Yes ! Computer Emergency Response Teams (CERT)[1] exist in most countries and publish security advisories as newsletters or RSS. e.g. CERT-EU security advisories [2]

But there are so many softwares and exploits that the signal to noise ratio is low if you are not in charge of a big IT infra.

[1] https://en.m.wikipedia.org/wiki/Computer_emergency_response_...

[2] https://cert.europa.eu/cert/newsletter/en/latest_SecurityBul...

>[2] https://cert.europa.eu/cert/newsletter/en/latest_SecurityBul...

I took a look and my first impressions are not good.

1. like you mentioned, the signal to noise ratio is pretty bad. eg. "OpenSSL/LibreSSL Vulnerability (CERT-EU Security Advisory 2022-017)" which is a DoS exploit that consumers would likely not care about. There's also no vendor/product filter, so I get notifications about "H2 Database Console" that I don't care about.

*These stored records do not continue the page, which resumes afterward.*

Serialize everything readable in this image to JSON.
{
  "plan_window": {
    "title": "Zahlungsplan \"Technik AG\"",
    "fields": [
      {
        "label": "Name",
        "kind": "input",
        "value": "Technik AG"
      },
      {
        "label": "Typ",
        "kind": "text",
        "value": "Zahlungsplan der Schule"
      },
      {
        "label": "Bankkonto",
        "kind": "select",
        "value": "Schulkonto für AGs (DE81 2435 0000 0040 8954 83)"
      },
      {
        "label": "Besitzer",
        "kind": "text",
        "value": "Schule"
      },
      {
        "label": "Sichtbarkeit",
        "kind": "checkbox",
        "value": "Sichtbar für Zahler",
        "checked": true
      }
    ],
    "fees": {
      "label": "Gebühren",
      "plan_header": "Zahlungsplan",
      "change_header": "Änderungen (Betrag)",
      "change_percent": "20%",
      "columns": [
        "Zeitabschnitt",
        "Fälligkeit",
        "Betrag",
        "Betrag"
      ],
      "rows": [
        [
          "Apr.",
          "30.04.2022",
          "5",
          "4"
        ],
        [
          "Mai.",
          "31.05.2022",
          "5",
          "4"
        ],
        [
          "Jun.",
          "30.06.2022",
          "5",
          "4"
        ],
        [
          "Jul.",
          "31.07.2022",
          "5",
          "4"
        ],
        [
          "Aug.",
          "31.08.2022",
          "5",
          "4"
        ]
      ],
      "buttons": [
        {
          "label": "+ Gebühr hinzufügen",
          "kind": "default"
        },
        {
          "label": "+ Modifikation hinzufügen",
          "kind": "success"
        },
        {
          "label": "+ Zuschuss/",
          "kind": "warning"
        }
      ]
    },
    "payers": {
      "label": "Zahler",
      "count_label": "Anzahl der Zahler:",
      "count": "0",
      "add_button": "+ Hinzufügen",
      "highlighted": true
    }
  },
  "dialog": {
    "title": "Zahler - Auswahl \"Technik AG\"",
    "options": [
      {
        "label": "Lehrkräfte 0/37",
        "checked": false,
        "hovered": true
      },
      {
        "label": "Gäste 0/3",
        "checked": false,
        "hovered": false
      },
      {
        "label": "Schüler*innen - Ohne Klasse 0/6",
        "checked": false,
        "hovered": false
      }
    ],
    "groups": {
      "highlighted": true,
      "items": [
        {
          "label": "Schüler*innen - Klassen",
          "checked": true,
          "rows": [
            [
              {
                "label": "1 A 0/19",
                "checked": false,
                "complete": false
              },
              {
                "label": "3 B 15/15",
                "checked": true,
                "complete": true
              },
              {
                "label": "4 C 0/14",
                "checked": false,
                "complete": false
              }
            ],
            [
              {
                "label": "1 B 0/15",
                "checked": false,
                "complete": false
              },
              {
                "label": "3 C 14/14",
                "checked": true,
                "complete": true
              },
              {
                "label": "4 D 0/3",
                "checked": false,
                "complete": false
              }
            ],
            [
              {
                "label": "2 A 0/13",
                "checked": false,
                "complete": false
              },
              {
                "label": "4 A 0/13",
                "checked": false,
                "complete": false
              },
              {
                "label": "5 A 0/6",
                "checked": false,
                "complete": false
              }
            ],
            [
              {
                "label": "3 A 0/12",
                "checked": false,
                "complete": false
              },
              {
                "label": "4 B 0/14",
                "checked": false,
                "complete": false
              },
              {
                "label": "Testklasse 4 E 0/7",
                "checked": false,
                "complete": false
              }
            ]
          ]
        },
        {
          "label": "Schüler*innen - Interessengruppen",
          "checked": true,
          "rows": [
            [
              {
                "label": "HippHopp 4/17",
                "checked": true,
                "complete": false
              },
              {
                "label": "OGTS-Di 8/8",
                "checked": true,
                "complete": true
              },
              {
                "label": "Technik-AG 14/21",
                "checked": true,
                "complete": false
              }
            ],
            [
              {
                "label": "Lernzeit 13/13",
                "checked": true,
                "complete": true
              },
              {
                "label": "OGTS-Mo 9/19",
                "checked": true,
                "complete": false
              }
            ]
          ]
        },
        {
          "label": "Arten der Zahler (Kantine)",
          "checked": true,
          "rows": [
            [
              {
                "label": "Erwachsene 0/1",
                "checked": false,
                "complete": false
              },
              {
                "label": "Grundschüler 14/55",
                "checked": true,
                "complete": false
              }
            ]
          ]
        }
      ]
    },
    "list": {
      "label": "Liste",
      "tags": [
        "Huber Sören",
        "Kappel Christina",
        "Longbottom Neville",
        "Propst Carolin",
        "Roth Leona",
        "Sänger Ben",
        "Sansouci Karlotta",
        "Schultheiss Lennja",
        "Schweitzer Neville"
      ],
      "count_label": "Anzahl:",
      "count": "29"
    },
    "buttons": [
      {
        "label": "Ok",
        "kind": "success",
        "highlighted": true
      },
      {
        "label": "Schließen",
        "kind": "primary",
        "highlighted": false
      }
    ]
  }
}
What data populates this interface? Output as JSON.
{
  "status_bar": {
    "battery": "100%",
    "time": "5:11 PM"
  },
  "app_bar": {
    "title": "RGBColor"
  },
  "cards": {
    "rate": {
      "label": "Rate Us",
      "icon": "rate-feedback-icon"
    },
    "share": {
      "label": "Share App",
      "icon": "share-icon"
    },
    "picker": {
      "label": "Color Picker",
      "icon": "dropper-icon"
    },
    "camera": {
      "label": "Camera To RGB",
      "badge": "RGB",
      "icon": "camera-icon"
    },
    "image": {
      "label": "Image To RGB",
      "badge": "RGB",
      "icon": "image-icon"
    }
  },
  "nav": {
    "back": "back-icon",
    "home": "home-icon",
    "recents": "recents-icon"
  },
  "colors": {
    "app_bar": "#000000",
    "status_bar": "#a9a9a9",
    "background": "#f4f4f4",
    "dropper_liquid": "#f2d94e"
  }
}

2. It's slow/out of date. eg. "Multiple Vulnerabilities in VMware (CERT-EU Security Advisory 2022-013)" was published on February 17, 2022, but the patch was published January 15th, a month earlier.

Yes, it's a firehose. I'm sure you can find a security vendor willing to offer a curated list somewhere.
I subscribe to debian and openbsd security advisory email lists, which works for me generally to know what is going on in the space(s) I care more about:

https://lists.debian.org/debian-security-announce/ (this one covers security updates to many packages, but not as much as CVE advisories cover, windows, etc)

https://www.debian.org/security/

https://www.openbsd.org/mail.html (ctrl-f for security, but unlike the debian ones, this only covers patches to the base OS, not other packages).

But for you of course it would depend on what you run and what matters to you.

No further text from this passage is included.